I would think that  $M \oplus N \cong M$ implies that $(M \oplus N)/M \cong M/M = 0$, but is that true? And if yes, how would the first isomorphism induce the second one? Sorry if this question has been answered before, I could not find an answer.
Edit: And what if $M$ is assumed to be finitely generated?
 A: Assume that $M$ is finitely generated. Let $f:M \xrightarrow{\cong} M \oplus N$ be an isomorphism and let $p:M \oplus N \to M$ be the projection on the first factor.
Now $p \circ f:M \to M$ is a surjective endomorphism. It is hence an isomorphism, see here. Now as $p\circ f$ and $f$ are both isomorphisms, so is $p = (p \circ f) \circ f^{-1}$. But the kernel of $p$ is $N$, so $N=0$
A: Nope, that is in general not true. Not even if both of them are free and over a field. Consider $M=\mathbb{R}^\mathbb{N}=N$.
Added:
In case you also assume that $M$ is finitely generated, then it becomes true if you have no torsion and $R$ is an integral ring. We can define $n(M)=:L$ to be the maximal cardinality of a linearly indepedent (over $R$) family in $M$ ($L$ is finite as $M$ is finitely generated and $R$ an integral ring). One readily checks that this number is preserved under isomorphism. However, if $N$ was different from $\{0\}$, then we can take $((x_1,0), \dots, (x_L,0), (0,s))$ with $s\neq 0$. As we have no torsion, we get that $n(M)=n(M\oplus N)\geq n(M)+1$, which gives you a contradiction.
A: 
I would think that  $M \oplus N \cong M$ implies that $(M \oplus N)/M \cong M/M = 0$, but is that true?

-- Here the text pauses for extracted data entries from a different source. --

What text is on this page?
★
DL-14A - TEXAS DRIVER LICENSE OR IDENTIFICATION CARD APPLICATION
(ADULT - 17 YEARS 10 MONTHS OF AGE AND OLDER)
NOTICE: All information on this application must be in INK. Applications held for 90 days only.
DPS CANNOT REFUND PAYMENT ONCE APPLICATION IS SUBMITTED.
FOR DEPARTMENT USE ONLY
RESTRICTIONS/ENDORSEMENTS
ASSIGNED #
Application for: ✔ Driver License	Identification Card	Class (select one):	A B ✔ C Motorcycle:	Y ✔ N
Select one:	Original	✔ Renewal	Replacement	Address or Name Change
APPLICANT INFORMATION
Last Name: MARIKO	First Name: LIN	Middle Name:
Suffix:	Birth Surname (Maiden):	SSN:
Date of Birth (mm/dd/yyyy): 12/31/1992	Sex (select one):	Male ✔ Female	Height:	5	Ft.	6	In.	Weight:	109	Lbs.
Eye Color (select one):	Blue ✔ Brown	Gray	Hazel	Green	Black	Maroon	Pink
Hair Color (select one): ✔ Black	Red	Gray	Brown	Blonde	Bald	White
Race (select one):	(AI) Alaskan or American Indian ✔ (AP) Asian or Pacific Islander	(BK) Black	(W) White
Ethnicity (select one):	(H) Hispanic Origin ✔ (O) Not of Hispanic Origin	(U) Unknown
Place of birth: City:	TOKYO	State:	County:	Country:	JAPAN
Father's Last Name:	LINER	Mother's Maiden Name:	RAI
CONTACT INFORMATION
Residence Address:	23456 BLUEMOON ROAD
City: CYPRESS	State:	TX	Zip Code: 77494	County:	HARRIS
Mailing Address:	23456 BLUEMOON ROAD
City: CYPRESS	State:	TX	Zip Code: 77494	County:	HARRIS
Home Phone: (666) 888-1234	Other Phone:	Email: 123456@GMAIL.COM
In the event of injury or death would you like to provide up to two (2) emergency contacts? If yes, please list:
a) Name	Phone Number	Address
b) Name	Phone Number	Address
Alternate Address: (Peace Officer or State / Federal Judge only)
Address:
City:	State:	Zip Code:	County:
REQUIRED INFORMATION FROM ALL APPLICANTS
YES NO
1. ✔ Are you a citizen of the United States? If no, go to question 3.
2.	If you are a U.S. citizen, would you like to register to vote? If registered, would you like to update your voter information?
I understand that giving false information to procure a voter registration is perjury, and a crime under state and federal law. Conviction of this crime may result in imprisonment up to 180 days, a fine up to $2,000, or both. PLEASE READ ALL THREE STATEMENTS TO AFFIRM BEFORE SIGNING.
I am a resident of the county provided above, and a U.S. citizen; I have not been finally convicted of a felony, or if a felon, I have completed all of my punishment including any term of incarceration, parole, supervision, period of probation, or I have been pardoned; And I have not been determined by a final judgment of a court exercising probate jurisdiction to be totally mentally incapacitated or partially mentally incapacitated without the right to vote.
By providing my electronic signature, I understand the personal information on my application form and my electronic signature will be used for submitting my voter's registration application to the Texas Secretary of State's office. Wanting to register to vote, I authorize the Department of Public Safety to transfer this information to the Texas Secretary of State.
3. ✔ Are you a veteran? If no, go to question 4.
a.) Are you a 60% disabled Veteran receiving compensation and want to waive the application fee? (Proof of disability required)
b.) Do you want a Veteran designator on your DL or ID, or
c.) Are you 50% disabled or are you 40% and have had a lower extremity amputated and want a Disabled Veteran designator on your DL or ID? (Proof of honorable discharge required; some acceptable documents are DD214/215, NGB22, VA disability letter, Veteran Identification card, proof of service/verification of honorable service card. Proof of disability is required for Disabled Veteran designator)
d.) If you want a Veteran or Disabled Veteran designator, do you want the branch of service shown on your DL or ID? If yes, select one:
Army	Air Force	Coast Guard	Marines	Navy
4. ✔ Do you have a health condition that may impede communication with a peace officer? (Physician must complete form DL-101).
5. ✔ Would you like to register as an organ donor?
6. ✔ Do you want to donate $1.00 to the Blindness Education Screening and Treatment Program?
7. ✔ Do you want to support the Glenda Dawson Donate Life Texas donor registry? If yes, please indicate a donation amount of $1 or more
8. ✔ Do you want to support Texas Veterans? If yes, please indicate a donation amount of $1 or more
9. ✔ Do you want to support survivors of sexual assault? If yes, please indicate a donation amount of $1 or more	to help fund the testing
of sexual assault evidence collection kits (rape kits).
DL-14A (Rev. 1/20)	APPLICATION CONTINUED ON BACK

As you've already seen from the other answers, this argument doesn't work. Don't let the notation fool you too much; if you just have some arbitrary isomorphism $\varphi : M \oplus N \cong M$, then when you write "$M/M$" what you really mean is $\varphi^{-1}(M)/M$, or $M/\varphi(M)$. There are two different copies of $M$ here which the notation is fooling you into identifying! Your argument requires the much stronger condition that the isomorphism $M \oplus N \cong M$ is the natural projection $M \oplus N \to M$, so that the two copies of $M$ involved are the same. This is a good example of the difference between a natural isomorphism and an "unnatural" isomorphism.
A: None. For example, let $M = \oplus_{n\in\mathbb N}\mathbb Z$ and $N = \mathbb Z$.